1. Ground contamination is common among petroleum retailers who haven’t upgraded to newer, leak-proof storage tanks. Most communities enforce environmental regulations for gas stations. Any business with petroleum leakage will be force to close down so contaminated soil can be removed and storage facilities improved. Finally, a new station is built on the site. What a problem for a new station owner!

Anyone seeking to buy gas station business opportunities is advised to insist that any purchase agreement require testing of soil samples, and that results show no contamination.

2. A related issue is condition of the storage tanks. Older steel tanks invariably begin leaking after years of use. Newly installed gas stations and those refurbished are outfitted with double-wall fiberglass tanks (referred to as DWFG in the industry). And the tanks are equipped with leak detection sensors. Any offer made to buy gas station businesses should include a provision requiring that up-to-date fuel storage is part of the deal.
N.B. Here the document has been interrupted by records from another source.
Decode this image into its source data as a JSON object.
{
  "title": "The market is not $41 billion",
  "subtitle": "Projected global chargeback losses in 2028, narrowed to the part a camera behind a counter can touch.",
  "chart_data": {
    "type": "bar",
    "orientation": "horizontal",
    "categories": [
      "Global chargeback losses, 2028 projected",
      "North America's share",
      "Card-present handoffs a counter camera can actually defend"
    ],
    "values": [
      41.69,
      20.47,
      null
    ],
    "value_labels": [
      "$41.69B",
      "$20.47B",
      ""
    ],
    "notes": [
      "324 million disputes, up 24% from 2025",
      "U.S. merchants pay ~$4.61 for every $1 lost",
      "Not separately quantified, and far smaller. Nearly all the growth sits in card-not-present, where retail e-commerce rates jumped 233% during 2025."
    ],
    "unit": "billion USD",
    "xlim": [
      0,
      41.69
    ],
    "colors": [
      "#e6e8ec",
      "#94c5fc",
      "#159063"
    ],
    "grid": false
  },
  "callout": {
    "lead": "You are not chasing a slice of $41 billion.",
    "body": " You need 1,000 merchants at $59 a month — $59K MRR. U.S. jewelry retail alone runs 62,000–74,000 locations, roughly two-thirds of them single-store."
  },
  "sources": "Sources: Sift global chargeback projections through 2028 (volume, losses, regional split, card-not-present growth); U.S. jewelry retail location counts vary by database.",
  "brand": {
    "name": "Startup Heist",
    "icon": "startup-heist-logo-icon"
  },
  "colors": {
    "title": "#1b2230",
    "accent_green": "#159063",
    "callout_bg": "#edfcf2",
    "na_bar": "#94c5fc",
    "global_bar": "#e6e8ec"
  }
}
3. The failure to determine who owns the property on which the station stands, before the purchase is complete, can lead to a terrible surprise. In many cases, even California’s major oil company franchisors have posted their large, familiar signs on property they don’t own. Imagine the distress for owners of name-brand oil company franchises who discover, the hard way, that the franchisor’s rights to the property were “on a short fuse.” A ten year sublease is meaningless if the sublessor – the oil company with the master lease – loses its right to conduct business at the locale.

4. It’s reasonable to expect when making an offer on a gas station that access to the property will continue to be as easy in the future as it was in the past. But what if the local government plans to bulldoze streets adjacent to the station for underground utilities repair or road improvement? Most business offers don’t include a contingency about getting satisfactory information from the city’s planning and development department. But a condition with that requirement ought to be included in any offer to buy gas station business assets.

5. The possibility of paying too much for an enterprise in this category is a major risk for someone ready to buy gas station business opportunities. It is a mistake to believe seller or broker claims that the appropriate price is determined by gross sales, or number of gallons pumped every month.

Like any small business, a gas station should be valued on the basis of the seller’s earnings before deductions for interest, taxes, depreciation and amortization. Pump volume or gross revenues may have no relation to earnings, and should not be considered when determining a station’s value. The buyer is safe using the earnings multiples applicable to most small businesses.

The top of the multiples range is about three times average annual earnings recorded the past three to five years, and it can be applied to a business with a seller ready to help finance, plenty of equipment in good shape and a long-term lease at market-competitive rates.

The purchaser who has “buy gas station business” on the to-do list, and is considering a company that doesn’t offer these benefits, should consider the right price to be about twice the annual earnings average. And many opportunities in the industry have a value using a multiple somewhere between two and three.

The entrepreneur wanting to buy gas station business opportunities might invest in a company or companies that are very profitable and not too complicated to operate. But the benefits will only accrue to a buyer who is cautious to avoid the risks inherent in purchasing this kind of business.